There are a few themes that seem to be emerging as important ones:
— Recognizing the “law of graduality,” which acknowledges that the Christian path toward holiness develops in steps and stages, and that immediate acceptance of church teachings (like the rejection of birth control) may be an unrealistic expectation.
— The church’s language on marriage and family issues should be welcoming and invitational, not absolute and off-putting.
— The annulment process needs to be simplified. There’s a strong case being made that many modern marriages may be invalid because couples lack the proper level of faith and understanding of the sacrament.
— Despite social changes, the nuclear family is not outdated and remains the ideal for societies around the world. In this sense, the synod seems reluctant to entertain the notion that the changing configuration of families may bring positive values and new opportunities.
— That no change in doctrine will be considered at this synod. We’ve already heard this proclaimed several times, though I’m not sure what it means. Doctrine develops in the church, just as people’s understanding of Scripture and revelation develop. I expect this point will be taken up more fully on the synod floor – but it’s too bad we on the outside may not hear much about it.
By giving journalists only a drip of information, the Vatican is clearly trying to give bishops the freedom to talk frankly and openly. It is also trying not to feed the media’s tendency to proclaim winners and losers, as if this were a legislative process with up and down votes.
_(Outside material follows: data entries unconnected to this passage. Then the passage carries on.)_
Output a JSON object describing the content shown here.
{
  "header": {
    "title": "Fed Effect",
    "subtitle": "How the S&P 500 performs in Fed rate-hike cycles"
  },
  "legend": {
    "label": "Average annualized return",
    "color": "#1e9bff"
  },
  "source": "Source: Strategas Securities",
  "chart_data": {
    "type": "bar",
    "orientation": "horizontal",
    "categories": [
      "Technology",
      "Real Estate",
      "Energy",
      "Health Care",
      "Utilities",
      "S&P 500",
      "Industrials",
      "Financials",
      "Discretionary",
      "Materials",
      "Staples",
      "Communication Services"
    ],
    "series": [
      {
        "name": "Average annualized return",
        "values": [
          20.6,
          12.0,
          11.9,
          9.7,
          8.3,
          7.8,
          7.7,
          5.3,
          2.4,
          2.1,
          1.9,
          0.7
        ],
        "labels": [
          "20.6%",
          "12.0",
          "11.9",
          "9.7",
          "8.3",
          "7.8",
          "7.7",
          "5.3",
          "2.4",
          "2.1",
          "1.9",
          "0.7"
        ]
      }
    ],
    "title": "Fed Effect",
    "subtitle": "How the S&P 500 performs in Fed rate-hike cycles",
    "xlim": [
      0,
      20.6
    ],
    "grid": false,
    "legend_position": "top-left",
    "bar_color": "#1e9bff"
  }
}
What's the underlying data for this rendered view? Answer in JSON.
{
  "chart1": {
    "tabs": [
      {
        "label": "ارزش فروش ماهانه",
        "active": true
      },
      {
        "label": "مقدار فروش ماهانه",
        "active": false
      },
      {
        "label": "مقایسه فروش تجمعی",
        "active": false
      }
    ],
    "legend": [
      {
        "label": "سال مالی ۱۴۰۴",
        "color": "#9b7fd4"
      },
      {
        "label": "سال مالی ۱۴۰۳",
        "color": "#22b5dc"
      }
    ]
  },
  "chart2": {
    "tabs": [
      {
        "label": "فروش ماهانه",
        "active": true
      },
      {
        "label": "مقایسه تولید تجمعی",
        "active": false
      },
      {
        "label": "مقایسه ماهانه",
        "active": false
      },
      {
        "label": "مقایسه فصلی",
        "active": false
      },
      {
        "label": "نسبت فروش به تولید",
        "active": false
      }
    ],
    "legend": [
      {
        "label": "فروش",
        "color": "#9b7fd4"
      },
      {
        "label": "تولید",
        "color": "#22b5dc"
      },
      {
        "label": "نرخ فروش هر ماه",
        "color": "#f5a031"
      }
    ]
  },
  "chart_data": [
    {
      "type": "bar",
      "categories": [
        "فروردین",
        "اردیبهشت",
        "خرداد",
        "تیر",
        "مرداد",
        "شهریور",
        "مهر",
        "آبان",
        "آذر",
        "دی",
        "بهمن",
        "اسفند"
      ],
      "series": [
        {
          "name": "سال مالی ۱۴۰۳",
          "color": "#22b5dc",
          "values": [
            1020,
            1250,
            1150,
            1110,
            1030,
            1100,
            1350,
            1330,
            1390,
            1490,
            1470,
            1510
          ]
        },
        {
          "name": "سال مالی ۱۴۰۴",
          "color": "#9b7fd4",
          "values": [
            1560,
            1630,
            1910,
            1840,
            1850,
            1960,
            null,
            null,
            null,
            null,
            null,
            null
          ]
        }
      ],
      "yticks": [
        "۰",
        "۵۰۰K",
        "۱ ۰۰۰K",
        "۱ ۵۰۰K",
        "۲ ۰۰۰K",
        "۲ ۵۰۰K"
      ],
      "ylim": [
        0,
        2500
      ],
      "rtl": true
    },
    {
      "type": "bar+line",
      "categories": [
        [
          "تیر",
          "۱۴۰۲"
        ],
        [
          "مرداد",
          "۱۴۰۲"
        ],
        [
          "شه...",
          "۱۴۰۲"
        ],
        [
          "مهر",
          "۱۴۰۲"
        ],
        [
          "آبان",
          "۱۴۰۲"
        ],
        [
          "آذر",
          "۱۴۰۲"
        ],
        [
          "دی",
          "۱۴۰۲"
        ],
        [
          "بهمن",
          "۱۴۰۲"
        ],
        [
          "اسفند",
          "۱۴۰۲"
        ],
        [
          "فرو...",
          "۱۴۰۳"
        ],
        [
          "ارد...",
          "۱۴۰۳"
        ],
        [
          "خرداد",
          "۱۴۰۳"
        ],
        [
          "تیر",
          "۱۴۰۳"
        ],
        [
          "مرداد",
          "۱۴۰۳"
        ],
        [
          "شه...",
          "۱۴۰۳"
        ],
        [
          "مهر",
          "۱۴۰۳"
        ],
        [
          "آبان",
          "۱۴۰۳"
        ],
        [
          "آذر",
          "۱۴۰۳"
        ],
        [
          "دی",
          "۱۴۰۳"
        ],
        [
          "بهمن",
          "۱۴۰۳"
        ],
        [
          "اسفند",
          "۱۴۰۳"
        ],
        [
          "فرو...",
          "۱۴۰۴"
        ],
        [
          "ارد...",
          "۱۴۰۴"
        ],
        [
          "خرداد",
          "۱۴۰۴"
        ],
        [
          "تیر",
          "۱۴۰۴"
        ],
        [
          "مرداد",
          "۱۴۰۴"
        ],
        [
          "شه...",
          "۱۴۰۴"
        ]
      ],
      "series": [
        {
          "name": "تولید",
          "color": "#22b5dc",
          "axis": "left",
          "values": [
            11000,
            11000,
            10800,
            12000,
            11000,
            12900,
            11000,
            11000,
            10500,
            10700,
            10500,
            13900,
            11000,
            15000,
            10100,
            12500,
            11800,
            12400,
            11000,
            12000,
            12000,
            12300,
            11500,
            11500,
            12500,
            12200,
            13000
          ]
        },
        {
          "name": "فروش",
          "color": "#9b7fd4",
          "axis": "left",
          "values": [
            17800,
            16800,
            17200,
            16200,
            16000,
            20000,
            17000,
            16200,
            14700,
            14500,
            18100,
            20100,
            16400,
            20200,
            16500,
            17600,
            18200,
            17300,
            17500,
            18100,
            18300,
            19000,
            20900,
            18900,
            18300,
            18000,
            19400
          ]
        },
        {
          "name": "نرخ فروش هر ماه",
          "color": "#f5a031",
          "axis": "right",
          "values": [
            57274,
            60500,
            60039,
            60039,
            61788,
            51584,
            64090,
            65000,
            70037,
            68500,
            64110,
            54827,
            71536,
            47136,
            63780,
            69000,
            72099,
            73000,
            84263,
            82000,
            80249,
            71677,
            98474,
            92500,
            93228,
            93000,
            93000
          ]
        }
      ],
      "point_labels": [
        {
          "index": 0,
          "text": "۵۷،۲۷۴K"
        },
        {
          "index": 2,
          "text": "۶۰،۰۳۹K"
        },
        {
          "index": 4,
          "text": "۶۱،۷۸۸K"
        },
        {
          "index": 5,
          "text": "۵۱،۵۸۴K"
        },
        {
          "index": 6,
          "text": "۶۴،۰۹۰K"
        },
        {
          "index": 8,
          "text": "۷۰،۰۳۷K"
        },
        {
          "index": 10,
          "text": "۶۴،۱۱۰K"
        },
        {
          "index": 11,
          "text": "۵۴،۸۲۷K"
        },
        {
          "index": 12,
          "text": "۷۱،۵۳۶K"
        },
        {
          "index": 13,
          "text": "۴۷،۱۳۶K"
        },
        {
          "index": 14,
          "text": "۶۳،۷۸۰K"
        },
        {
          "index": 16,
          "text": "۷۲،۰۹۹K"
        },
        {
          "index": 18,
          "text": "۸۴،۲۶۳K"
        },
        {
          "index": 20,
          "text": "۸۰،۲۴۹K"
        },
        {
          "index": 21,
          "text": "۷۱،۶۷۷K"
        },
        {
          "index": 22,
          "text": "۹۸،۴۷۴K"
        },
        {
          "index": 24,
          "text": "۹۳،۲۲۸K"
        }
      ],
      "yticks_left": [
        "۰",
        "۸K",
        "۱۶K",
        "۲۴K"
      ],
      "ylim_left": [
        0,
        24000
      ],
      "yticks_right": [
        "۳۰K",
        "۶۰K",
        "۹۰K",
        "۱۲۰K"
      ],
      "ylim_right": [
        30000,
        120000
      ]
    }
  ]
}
Been thinking, how would this “gradualism” approach work, say, to priestly celibacy and chastity? If families can’t be expected to practice Natural Family Planning and adhere to the teachings of Humanae Vitae, but may be expected to come to this understanding gradually, how can we expect priests to accept fully the complete chastity and celibacy expected of them? Perhaps a gradual approach for them, too? (Just kidding, but you can see how “gradualism” can be misused.) Actually, not kidding, because perhaps some priests who have lost the faith but like the job do have sex lives and think that does not interfere with their being a “good bishop” or whatever.
A lot of the problem is a loss of faith. How does one impart a supernatural faith one does not have? How can this supernatural faith and the power of the Holy Spirit to live by the Spirit be transmitted?